My way of working has two sides, two aspects: the intuitive one and the theoretical and practical one. I “feel” what I need to do but then I have to back it up from a theoretical and practical point of view. I use my intuition to show me the way, but then I use my logic and experience to verify and confirm that this was the right way and to improve it also, since at that point I know why I want to do something and where my basis and tools are. It might seem complicated but it works very well in practice. In two words it is as if you “felt” that blue goes well with orange, but if you know the theory of art, the theory of color (yes, you should know the theory of color even I you are a B&W photographer or even more then) you will know that blue and orange are complementary colors and this is why they go well together. This is why I recommend so warmly to my students and to everyone as well to study art and the foundations of it, to get familiar with the theory of art and also the theory behind the practice, the rules of composition and so on. All these are things that one will find extremely valuable in guiding him in his photography quest and are all things I talk about much more extensively in the book “From Basics to Fine Art” that I mentioned in the beginning. This book comprises my credo in photography and I explain there all the things that happen behind the result one sees in my images. 

Are there role models, influences, which inspire your work? 

I'm a rebel by nature and I like to walk on my own path, but I deeply admire and I am moved by the work of some architects, painters and photographers. Yet I don't think I have a role model. I don't believe in that because it can limit you. And limiting yourself is the worst thing one can do in art. You need to be free to create, you need to be crazy. You need to be free of influences and crazy as for how far you can go with your vision and with putting it in practice. So I try to stay free from too serious influences, generally in my work, not only in photography but as a principle. But of course there are artists that move me, there are those who make me think, those who always surprise me with their talent, sensibility and genius, those who probably also influence my work, even without me understanding it.

However, if  I were to say who I admire in photography, it would be simple and complicated at the same time. Simple because I like many artists, classics and contemporary, complicated because I always find lists complicated. If I need to say a few names I would choose a few of the classics and a few of the contemporary photography artists. From the classics I am moved and amazed by Henri Cartier-Bresson for the way he knew to tell a story by using light and lines, meaning light and composition, by Dorothea Lange and Imogen Cunningham for the way they know to use their subjects and environment, each in a different way but both opening new paths in photography, by Richard Avedon and  Robert Mapplethorpe for their  original and perfectly thought out and realized B&W portraits, and I could go on with more, Like Man Ray, Bill Brandt or Edward Weston.

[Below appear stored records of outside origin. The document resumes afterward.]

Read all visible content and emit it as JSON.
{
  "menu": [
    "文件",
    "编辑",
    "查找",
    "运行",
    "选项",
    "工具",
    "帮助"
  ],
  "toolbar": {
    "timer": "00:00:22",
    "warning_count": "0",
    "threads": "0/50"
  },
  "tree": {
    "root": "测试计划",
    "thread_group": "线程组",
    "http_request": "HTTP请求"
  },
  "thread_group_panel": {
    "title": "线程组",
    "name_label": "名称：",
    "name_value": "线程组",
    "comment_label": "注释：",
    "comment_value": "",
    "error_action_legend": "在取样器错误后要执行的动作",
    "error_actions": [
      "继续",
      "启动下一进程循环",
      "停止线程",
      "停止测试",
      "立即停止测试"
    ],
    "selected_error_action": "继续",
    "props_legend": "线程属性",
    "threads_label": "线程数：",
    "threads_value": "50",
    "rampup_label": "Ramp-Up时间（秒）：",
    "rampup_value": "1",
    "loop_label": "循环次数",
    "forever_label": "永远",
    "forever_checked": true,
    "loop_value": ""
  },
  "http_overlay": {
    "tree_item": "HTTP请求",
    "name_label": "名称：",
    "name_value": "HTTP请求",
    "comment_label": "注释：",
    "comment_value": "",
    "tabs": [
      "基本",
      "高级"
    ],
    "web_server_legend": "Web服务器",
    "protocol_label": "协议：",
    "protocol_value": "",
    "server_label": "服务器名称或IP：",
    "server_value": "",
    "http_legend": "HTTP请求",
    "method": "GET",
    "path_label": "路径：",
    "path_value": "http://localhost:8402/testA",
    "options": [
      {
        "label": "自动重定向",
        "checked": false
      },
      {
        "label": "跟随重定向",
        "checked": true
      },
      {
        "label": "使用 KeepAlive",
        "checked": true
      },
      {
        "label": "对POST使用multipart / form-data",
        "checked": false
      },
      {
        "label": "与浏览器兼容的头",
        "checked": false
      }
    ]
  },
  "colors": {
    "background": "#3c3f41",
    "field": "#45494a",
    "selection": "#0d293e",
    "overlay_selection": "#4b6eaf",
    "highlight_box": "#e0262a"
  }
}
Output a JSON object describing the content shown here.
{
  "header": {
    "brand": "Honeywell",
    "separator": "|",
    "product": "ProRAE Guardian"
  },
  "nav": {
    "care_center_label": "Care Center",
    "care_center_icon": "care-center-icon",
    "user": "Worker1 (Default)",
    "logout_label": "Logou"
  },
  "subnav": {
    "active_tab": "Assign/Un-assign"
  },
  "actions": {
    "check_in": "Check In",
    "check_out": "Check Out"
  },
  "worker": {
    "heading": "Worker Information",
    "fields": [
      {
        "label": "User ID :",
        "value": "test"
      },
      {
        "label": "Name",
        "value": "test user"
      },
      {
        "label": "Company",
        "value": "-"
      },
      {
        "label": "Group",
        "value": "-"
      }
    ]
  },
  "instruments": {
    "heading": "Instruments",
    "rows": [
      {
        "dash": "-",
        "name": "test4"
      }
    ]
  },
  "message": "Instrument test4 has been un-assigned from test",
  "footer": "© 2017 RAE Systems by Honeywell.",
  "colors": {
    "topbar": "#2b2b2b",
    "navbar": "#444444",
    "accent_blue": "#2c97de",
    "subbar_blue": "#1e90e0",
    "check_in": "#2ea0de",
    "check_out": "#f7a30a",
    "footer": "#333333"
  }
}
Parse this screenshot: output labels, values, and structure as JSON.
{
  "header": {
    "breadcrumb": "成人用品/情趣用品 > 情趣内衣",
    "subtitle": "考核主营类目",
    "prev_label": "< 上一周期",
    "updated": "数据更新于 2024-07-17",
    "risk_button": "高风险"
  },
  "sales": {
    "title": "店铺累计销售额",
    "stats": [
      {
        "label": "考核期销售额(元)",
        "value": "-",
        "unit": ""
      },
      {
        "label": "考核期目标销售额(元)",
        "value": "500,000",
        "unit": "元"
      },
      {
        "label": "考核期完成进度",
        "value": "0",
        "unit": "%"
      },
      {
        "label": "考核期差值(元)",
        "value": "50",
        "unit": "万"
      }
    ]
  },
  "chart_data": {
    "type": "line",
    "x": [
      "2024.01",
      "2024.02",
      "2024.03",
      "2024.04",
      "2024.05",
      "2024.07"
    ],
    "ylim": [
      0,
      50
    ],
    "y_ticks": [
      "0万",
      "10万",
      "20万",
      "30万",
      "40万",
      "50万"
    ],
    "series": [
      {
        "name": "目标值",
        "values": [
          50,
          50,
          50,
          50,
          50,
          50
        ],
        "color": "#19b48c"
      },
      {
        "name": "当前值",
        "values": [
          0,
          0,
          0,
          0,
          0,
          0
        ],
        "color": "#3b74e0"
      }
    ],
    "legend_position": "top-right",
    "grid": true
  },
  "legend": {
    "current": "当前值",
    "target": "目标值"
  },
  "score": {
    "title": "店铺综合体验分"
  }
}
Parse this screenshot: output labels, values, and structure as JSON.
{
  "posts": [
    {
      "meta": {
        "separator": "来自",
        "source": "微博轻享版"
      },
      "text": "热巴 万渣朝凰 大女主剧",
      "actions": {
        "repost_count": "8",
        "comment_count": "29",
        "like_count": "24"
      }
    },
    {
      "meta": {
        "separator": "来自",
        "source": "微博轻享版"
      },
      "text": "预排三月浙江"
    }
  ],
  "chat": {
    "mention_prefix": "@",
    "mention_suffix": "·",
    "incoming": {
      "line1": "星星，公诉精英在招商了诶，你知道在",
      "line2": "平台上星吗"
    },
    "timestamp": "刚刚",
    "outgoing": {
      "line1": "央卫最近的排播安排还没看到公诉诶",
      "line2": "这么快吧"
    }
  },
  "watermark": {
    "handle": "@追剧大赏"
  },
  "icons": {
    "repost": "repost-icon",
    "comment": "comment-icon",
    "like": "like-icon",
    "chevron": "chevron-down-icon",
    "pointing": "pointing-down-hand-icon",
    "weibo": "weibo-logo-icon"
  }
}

From the more contemporary photographers, the one that probably opened my eyes over fine art photography was Alexey Titarenko, with his motion blur series City of Shadows and that was at the time something very original and beautiful aesthetically, also very powerful as message and image.  Then, if we are to talk about  fine art architectural photography, there is always one name that comes to my mind and that I  can  say innovates and offers a totally different look at architecture than what was the norm in the past, and I'm talking about my co-author to the book “From Basics to Fine Art”, Joel Tjintjelaar. I want to also mention, from the artists that live and create next to us and that I'm sure will be remembered for many years: Nathan Wirth, for his wonderful seascapes, infrared work and his famous self-portraits, Hengki Koentjoro, who is a beautiful and complete B&W artist, Leo Bugaev, a very original photographer, and there are more. 

Tell us about some of the cities and places you've captured over the yea.

This past year was mainly related with shooting in the US. I've photographed in Chicago, San Francisco, San Antonio and Houston over last year, mainly during the  workshops that I did  there, but also on trips meant only for shooting or combined: visiting and shooting. It was every time a fantastic experience, generally shooting in the big American cities is an experience hard to beat by something else, and this is why I have quite a few of these cities om my “next to go to”  list. Generally I find myself fascinated by shooting in a big city due to the diversity and richness of sensations such a place can offer and these were some of the places that provided this excitement in really large doses. 

Did you find any of the places particularly challenging to shoot? 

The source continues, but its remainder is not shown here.